I think my favorite moment on “Pressure Machine” comes towards the end of “Sleepwalker,” the fifth song on the album, where lead singer Brandon Flowers’ voice belts out the chorus and is slowly absorbed by the sounds of strings and pop-synths that surge up from the background before settling back down to allow the song to play itself out.
Not only is it a sonically beautiful moment, but it works well as an analogy for the entirety of “Pressure Machine,” the seventh album from The Killers, a band best known for hits like “Mr. Brightside” or “Somebody Told Me.” “Pressure Machine” is quite a departure from that style of music, almost entirely swapping electric guitars and heavy drum beats for a much more Springsteen-esque folksy-Americana sound. It also as a whole focuses on more personal, raw themes, as the album’s eleven tracks explore the upbringing of lead singer Brandon Flowers in the small town of Nephi, Utah, during some of his more formative childhood years. It’s a town that perfectly fits the mold of small-town America, being a place where, as Flowers describes in the song “Quiet Town,” good people lean on Jesus and still don’t deadbolt their doors when they go to sleep. But it’s also a small town that Flowers watched an opioid problem fester inside of, and as the album progresses, it becomes clear that Flowers sees Nephi and small town America as a sort of black hole that sucks people with dreams in slowly and with subtlety.

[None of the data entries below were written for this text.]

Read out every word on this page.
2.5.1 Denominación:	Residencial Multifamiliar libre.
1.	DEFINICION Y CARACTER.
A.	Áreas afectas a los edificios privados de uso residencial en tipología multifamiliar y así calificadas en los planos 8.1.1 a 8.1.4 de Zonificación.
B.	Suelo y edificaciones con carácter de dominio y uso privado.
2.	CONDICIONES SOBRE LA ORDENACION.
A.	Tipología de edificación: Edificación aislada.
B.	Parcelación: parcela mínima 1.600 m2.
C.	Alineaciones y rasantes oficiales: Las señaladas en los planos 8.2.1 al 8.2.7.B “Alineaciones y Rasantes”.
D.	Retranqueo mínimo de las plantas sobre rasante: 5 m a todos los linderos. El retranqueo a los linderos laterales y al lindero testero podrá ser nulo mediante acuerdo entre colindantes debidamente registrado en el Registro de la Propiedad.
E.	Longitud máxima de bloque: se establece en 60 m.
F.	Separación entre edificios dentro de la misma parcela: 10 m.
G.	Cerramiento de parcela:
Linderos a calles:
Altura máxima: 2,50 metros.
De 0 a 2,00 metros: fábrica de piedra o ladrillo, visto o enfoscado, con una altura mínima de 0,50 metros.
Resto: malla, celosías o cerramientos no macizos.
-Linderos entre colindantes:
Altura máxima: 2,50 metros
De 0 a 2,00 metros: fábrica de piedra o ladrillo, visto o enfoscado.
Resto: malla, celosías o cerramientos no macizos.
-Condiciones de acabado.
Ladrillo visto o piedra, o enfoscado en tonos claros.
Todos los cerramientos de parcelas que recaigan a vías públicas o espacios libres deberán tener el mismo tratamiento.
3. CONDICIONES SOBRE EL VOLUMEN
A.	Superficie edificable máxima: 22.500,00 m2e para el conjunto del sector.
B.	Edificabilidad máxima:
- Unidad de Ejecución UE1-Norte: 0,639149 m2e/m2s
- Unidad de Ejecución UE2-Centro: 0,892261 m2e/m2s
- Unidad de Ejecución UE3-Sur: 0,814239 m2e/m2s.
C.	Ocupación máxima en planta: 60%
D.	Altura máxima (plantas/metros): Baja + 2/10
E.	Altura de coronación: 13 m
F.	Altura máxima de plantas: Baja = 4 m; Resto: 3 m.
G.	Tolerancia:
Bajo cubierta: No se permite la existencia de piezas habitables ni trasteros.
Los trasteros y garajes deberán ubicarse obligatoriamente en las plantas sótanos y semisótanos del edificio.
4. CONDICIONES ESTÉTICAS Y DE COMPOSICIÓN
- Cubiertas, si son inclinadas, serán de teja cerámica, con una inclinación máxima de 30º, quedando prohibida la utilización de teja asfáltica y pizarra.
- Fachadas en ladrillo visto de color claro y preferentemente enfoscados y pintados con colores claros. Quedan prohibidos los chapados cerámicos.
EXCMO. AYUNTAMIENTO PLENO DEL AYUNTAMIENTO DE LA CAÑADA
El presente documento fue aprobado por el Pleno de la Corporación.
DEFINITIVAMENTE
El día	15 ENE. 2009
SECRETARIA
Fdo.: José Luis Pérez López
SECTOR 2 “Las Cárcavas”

“Pressure Machine” opens strong with “West Hills” and “Quiet Town,” both songs that beautifully mix an Americana sound with some old-fashioned Killers influence, and both songs that help start to paint the picture of Nephi. Aided by the use of recorded interviews of real citizens of Nephi, many songs begin with a snippet of conversation or interviews that tells the real story behind the song that follows it, complete with a dark, droning instrumentation that creates a real sense of dread and sadness that feeds into the music. “West Hills” speaks on the heroin problems that the town faces, and “Quiet Town” contrasts the typical hospitality expected from small town America with accounts of a train that passes through Nephi and kills someone every few years, mostly from the victim’s own intent. “Terrible Thing,” “Another Life,” “In the Car Outside,” and “Runaway Horses” (which features a guest appearance from songwriter Phoebe Bridgers) all tell stories of people of promise stuck in rubber factories or in small homes far away from what they dreamed they would be doing in their futures, and wishing there were ways out. “Desperate Things” and “Cody” tell more visual stories about the lives of people in small town America, hinting on ideas of drunk abusers or secrets in everyday lives. The final two songs, “Pressure Machine” and “The Getting By” aren’t the strongest ending to the album, but suffice to wrap up the world of Nephi into a small but incredibly potent package.
On a more technical perspective, the sound here isn’t anything I would consider new, but boy, does it work. Flowers does a great job at creating a beautifully bittersweet sound through guitar and violin and even a little mandolin, broken up with more fleeting sounds of harmonica and synth that complement Flowers’s voice. Flowers has really figured out how to convey a sense of rawness not only in his lyrics, but in the sound, too.
“Pressure Machine” doesn’t end on a particularly high note. There’s no call to action or exception to the rules of Nephi, and I think that’s okay, because I don’t think that was the point of the album. As in that moment in “Sleepwalker,” it’s a glimpse into a world that sucks people in and drowns them out, and then it ends. And that’s all it needs to be.